Он с интересом посмотрел на эту женщину. О ней говорили едва ли не больше, чем о Бернадотте, и намного более эмоционально, чем о нем. Одни восхищались Линдой Вольф, другие костерили ее на чем свет стоит — но равнодушными она не оставляла никого. Жесткая, решительная, изобретательная, коварная, «серый кардинал» ГИДРОБИО. Говорили о том, что де-юре корпорацией руководит Бернадотт, а де-факто всем заправляет его помощница, а он лишь озвучивает ее волю. Слухи о Линде ходили самые разнообразные. Кто-то говорил, что, не будь она из кругов «золотой молодежи», не видать бы ей второго кресла в ГИДРОБИО еще до тридцати лет, как своих ушей. Кто-то с восторгом твердил, что Линда приложила нечеловеческие усилия, чтобы добиться успеха не как «папина дочка», а самостоятельно. Ей приписывались весьма раскованное поведение, неуемный сексуальный темперамент, множество романов с известными богатыми и сановными мужчинами, дружеские и не только связи в кругах международной мафии и развлечения с молодыми людьми из ГИДРОБИО, ублажающих начальницу ради служебного продвижения… Кто-то уверял, что у Вольф — многолетняя любовная связь с Бернадоттом, которая началась еще, когда он не овдовел. Другие наоборот называли Вольф холодной, как лед, женщиной, напрочь лишенной живых чувств, трудоголичкой, которой личную жизнь заменяет работа, будто бы нерастраченную сексуальную энергию она сублимирует в работу…

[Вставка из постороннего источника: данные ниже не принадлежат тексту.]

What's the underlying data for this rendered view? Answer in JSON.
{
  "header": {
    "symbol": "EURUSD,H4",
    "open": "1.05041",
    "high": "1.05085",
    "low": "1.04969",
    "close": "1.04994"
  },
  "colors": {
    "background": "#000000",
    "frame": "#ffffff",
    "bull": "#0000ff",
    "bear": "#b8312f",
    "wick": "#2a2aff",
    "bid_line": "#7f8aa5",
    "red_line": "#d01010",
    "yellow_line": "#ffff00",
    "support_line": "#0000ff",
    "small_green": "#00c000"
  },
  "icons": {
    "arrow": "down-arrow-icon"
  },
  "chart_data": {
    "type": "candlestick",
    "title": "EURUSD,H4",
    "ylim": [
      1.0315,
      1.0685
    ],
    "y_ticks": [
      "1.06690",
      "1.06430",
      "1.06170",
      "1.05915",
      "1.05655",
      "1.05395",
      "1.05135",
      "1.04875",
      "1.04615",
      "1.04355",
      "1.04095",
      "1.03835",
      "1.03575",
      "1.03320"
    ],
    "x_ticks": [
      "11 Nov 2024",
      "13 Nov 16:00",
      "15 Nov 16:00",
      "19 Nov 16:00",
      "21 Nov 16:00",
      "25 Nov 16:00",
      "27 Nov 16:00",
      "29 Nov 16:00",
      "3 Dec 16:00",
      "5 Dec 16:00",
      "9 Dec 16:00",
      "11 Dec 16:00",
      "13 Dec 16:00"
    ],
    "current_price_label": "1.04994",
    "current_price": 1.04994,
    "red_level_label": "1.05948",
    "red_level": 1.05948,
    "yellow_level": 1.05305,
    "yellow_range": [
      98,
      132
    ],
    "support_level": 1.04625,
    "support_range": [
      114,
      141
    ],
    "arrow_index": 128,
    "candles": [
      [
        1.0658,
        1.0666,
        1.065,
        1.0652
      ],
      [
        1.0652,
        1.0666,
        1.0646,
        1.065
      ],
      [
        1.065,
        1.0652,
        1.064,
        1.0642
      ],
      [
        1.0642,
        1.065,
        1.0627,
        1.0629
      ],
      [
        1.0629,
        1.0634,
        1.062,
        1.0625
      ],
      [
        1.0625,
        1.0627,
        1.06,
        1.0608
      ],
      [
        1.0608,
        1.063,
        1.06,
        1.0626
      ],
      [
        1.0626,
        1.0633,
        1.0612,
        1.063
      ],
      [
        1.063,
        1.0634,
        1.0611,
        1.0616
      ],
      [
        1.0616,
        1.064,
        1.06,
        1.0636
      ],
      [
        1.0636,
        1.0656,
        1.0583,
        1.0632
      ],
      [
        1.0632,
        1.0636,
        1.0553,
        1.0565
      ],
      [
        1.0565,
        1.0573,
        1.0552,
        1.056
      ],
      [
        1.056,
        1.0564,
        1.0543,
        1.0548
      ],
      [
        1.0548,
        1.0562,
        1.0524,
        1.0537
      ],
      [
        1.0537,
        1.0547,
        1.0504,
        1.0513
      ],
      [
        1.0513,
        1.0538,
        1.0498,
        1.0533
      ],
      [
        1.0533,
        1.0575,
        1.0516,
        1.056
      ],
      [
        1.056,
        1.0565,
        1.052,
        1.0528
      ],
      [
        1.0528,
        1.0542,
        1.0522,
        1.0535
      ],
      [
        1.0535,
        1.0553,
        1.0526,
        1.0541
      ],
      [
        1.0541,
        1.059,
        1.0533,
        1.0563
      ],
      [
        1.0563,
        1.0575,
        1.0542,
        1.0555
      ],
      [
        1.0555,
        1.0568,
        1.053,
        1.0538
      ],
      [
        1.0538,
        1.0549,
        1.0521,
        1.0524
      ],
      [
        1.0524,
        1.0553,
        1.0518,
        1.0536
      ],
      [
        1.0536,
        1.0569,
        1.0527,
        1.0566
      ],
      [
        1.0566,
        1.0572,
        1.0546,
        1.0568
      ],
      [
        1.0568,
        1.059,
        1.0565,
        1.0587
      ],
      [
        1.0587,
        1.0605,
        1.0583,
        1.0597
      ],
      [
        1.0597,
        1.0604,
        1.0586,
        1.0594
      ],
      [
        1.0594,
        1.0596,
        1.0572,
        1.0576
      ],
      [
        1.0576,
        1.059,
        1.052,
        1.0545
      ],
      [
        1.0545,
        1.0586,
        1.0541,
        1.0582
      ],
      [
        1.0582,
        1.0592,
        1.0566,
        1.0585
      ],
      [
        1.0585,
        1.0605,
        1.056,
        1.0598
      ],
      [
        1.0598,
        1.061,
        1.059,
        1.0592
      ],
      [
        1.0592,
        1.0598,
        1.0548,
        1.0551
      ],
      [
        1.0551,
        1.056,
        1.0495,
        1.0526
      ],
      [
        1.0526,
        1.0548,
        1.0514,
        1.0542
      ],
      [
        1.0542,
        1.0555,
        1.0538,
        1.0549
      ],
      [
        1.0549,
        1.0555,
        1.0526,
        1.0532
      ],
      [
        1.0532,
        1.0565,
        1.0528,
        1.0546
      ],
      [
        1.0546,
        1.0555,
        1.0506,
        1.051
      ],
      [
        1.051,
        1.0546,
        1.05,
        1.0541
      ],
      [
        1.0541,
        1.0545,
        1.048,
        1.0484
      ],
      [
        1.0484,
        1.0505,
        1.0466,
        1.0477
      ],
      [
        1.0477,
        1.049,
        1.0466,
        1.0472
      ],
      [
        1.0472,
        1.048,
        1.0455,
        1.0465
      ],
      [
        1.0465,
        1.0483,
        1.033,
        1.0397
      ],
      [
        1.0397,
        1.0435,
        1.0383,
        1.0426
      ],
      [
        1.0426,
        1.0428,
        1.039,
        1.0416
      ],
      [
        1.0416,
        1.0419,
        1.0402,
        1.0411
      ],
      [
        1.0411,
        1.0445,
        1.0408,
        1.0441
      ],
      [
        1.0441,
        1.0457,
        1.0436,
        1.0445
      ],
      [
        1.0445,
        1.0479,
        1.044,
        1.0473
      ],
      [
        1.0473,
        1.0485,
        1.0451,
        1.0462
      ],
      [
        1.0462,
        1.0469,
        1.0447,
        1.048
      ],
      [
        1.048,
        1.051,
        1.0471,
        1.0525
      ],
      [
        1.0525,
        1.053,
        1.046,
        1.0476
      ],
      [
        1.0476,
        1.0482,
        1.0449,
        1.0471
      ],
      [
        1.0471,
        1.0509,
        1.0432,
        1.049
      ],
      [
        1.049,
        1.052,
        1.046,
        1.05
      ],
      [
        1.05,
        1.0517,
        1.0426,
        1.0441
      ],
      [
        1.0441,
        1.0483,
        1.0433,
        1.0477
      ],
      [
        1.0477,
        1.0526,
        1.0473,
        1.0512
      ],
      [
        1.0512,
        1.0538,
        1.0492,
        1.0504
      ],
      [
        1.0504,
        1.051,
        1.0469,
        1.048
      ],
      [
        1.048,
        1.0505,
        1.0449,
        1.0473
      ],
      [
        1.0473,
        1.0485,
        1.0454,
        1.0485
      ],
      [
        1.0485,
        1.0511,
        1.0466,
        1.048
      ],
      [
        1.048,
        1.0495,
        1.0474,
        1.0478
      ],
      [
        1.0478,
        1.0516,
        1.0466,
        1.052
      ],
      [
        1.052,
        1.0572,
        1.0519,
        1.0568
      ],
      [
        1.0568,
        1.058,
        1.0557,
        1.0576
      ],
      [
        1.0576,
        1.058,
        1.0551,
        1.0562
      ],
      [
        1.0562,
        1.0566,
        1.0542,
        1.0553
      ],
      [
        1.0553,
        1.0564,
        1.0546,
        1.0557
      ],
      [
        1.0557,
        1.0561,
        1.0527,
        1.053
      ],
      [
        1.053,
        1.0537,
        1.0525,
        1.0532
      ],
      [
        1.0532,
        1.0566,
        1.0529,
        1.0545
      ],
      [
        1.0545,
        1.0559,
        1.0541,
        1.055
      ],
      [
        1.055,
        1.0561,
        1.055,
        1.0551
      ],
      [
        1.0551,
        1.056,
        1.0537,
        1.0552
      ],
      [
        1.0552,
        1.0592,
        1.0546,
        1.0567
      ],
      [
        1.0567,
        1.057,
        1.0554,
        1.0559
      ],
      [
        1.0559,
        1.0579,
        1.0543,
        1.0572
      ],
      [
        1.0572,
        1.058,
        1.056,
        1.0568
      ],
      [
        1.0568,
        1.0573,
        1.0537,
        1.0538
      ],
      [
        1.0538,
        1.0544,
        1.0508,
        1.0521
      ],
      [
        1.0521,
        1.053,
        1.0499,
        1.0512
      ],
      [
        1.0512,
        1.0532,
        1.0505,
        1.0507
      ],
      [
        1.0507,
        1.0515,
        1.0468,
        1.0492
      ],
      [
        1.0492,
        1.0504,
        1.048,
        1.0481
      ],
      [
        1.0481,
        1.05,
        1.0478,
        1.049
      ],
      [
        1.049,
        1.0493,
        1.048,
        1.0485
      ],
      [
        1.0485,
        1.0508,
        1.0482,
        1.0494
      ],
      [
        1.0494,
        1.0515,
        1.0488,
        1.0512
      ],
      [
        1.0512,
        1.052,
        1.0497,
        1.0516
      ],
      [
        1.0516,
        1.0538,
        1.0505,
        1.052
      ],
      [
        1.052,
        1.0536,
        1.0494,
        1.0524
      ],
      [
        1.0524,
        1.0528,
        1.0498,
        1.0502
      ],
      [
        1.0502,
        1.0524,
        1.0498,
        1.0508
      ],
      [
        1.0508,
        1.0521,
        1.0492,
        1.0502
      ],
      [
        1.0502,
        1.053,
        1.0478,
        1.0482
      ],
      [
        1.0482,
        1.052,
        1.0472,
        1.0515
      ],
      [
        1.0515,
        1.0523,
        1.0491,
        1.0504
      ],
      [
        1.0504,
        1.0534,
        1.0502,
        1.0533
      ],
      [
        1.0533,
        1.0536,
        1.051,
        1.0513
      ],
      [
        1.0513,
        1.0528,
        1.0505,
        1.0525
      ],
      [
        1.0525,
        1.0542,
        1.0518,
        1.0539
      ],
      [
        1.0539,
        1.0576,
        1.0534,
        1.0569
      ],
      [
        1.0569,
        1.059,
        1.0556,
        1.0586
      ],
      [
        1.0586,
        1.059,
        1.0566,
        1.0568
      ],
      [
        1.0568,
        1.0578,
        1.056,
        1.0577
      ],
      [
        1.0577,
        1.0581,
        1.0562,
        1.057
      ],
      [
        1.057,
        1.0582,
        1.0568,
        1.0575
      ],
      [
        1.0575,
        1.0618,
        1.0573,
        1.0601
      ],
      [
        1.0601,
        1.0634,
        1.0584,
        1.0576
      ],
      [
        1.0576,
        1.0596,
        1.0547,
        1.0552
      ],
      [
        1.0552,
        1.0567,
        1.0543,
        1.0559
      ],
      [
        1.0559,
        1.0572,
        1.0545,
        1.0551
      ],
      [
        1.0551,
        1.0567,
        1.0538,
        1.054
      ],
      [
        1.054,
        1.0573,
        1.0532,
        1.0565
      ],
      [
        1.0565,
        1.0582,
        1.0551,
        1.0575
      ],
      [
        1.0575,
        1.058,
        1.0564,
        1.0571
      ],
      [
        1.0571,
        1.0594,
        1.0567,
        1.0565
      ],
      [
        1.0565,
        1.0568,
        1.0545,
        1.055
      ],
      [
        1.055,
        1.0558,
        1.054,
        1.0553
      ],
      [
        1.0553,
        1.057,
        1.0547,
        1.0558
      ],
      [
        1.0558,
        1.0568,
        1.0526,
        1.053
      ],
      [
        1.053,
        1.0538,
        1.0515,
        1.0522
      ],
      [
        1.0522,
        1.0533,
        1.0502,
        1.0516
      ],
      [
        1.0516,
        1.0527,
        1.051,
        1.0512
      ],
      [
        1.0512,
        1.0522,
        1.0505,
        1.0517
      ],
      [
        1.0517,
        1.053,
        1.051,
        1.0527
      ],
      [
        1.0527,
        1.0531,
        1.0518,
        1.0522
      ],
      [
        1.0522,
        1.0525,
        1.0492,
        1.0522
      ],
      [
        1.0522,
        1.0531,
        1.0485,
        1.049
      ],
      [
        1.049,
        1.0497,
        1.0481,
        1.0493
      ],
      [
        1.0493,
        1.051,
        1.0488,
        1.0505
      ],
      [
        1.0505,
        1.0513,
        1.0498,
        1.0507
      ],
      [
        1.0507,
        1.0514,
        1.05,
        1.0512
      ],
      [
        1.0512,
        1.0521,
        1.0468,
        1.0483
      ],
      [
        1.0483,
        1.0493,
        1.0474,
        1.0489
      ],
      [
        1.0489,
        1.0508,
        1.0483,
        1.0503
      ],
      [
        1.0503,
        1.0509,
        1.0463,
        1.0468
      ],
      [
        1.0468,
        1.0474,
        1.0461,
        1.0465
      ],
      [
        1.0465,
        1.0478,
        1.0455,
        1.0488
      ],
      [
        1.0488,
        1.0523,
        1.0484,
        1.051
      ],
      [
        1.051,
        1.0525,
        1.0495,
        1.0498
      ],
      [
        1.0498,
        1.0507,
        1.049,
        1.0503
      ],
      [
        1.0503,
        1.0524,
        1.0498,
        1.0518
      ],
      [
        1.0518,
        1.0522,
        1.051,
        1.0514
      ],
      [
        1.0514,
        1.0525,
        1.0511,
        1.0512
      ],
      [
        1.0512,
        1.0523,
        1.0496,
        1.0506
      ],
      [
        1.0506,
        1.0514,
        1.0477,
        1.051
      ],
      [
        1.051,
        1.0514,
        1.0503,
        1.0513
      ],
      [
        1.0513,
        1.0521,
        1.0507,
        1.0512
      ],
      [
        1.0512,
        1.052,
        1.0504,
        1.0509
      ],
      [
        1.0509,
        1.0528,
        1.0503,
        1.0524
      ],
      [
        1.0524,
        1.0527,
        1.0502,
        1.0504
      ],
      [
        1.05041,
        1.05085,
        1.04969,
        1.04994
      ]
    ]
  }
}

Что из этого правда, а что — нет, Хенсли не знал. Но сидя рядом с ней в салоне джипа, он на себе ощущал мощные флюиды ее властной харизмы и — что скрывать! — ее чувственный магнетизм. «Рядом с ней, наверное, даже львы превращаются в котят», — подумал он. И сказал:
— Интересно, на вашей работе знают, что вы посещали «Рим»?
Она пожала плечами:
— Доктор Бернадотт тоже иногда там бывает. И кое-кто из наших здешних покровителей — тоже. Так что знают. И нормально относятся, при встречах в залах «Рима» учтиво приветствуют. А что болтают подчиненные в кулуарах — мне нет дела.
— О «Риме» можете говорить в прошедшем времени, — Хенсли сделал усилие, пытаясь выйти из-под власти ее чар. — Я сказал, что закрою этот притон, и займусь этим в ближайшее время.
В окно он увидел, что машина замерла посреди пустыни, в самом безлюдном месте, какое ему только приходилось видеть, а слева и справа остановились еще два белых внедорожника, попроще.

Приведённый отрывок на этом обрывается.